HEARING. Proceeding of relative formality, generally public, with definite issues of fact or of law to be tried, in which parties proceeded against have right to be heard, and is much the same as a trial and may terminate in final order. [Citations omitted.] Synonymous with trial, and includes reception of evidence and arguments thereon. [Citation omitted.] It is frequently used in a broader and more popular significance to describe whatever takes place before magistrates clothed with judicial functions and sitting without jury at any stage of the proceeding subsequent to its inception, and may include proceedings before an auditor. [Citations omitted.]

A hearing, understood broadly, is thus a proceeding at which any suit or claim is brought to a magistrate or judge for adjudication. It is no great stretch, then, to suppose that sounding is the aspect of a claim that, under law, merits a hearing by a magistrate. Here is the entry for "sounding in damages" in Black's Law Dictionary:

SOUNDING IN DAMAGES. When an action is brought, not for recovery of lands, goods, or sums of money, (as is the case in real or mixed actions or the personal action of debt or detinue,) but for damages only, as in covenant, trespass, etc., the action is said to be "sounding in damages." [Citations omitted.]
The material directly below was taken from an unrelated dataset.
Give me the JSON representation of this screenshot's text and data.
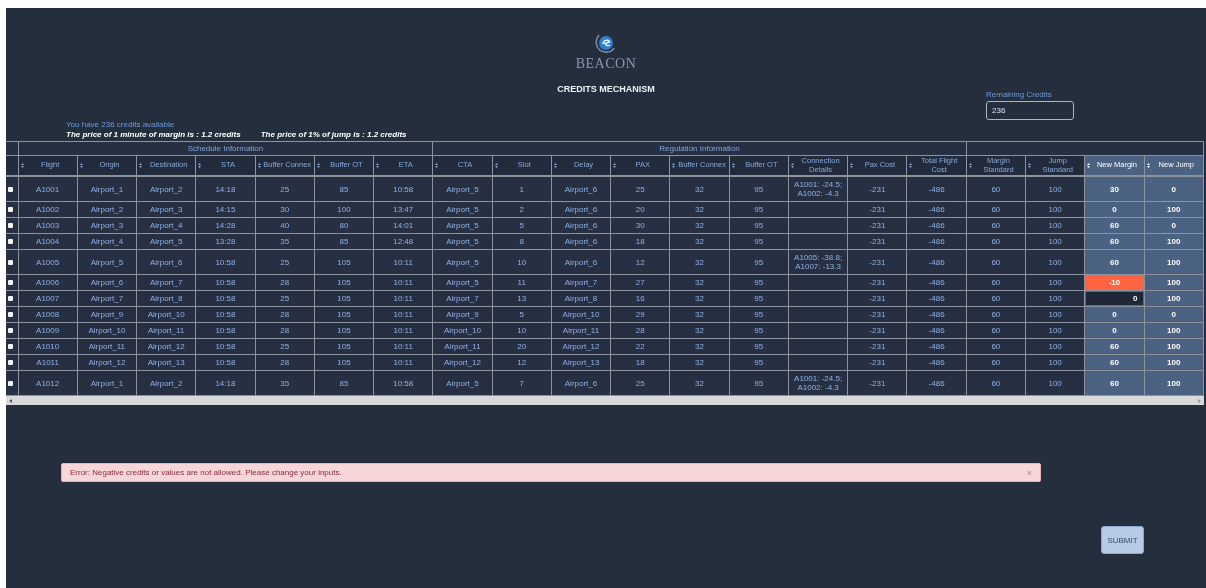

In other words, when a plaintiff brings a case to court for a hearing on the subject of damages, the plaintiff's action "sounds" in the hearing in relation to the subject that the law narrowly deems appropriate for that action. A suit for trespass, for example, would sound in damages (the appropriate compensation for the tort of trespass under law) but would not sound in replevin (recovery of lost goods) because a suit for trespass is not the appropriate action to file if the outcome desired is restoration of unlawfully taken property. The hearing is strictly attuned to the sounding that makes sense in connection with the type of compensation sought.